Abstract

Chronic low back pain (CLBP), the most common chronic pain condition and the most common cause of years lived with disability, affects 15-45% of adults yearly1. CLBP is frequently comorbid with depression, suicidality, and substance abuse and less than half of patients with CLBP receive meaningful pain relief with oral opioid pharmacotherapy. In the United States, opioids have accounted for the highest number of overdose deaths, peaking at 96,000 in March 2021. Given these unnerving trends, novel and efficacious treatments are direly needed2. Ketamine infusion has proven analgesic, anti-inflammatory, and opioid-sparing effects in prior well-designed studies3. The descending pain modulatory systems (DPMS) dysregulation maintains CLBP chronically which is partly mediated by NMDA receptor overactivity and can be offset by ketamine, an NMDA antagonist.
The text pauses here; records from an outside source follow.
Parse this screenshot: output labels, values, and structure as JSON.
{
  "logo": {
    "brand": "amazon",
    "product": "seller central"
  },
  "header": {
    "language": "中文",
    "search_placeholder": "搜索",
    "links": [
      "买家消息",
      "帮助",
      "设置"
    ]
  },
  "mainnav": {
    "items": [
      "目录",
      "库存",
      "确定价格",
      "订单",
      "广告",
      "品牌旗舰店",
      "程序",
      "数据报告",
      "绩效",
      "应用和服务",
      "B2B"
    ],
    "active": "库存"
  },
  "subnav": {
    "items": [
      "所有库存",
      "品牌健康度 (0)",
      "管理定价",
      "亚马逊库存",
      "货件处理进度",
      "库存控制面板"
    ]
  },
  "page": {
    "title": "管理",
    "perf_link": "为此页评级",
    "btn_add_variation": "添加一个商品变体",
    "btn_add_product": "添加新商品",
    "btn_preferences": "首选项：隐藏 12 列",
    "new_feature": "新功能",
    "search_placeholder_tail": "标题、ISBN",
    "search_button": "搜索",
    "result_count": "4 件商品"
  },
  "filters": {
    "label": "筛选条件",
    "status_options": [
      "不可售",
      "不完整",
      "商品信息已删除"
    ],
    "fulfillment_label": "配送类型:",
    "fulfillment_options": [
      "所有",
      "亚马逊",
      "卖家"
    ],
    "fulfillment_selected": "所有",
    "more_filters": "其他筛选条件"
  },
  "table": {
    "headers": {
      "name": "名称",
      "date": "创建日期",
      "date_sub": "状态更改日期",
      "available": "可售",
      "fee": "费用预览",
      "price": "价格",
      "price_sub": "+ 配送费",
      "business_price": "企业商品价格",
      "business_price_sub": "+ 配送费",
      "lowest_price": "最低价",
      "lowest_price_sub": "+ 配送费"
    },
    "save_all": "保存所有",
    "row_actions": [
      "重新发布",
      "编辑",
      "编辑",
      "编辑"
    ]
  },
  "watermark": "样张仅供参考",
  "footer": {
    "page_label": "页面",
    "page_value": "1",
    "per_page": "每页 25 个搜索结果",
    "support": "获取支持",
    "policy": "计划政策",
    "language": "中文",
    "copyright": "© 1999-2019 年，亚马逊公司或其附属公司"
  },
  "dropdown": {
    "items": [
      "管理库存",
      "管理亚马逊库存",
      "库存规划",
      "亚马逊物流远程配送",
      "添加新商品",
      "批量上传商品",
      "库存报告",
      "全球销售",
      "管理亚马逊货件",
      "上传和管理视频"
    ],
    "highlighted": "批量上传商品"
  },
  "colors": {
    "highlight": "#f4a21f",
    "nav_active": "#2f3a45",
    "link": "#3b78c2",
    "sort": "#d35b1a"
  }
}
Similarly, noninvasive brain stimulation using high frequency rTMS (hf-rTMS) of the left primary motor cortex (M1) produced greater analgesic effects than other brain areas4 and the analgesia produced from 5-sessions could last up to one month5. Goal of this study is to produce robust and durable analgesia in CLBP patients in the outpatient setting, by synergistically combining these two proven treatments with very low side effects.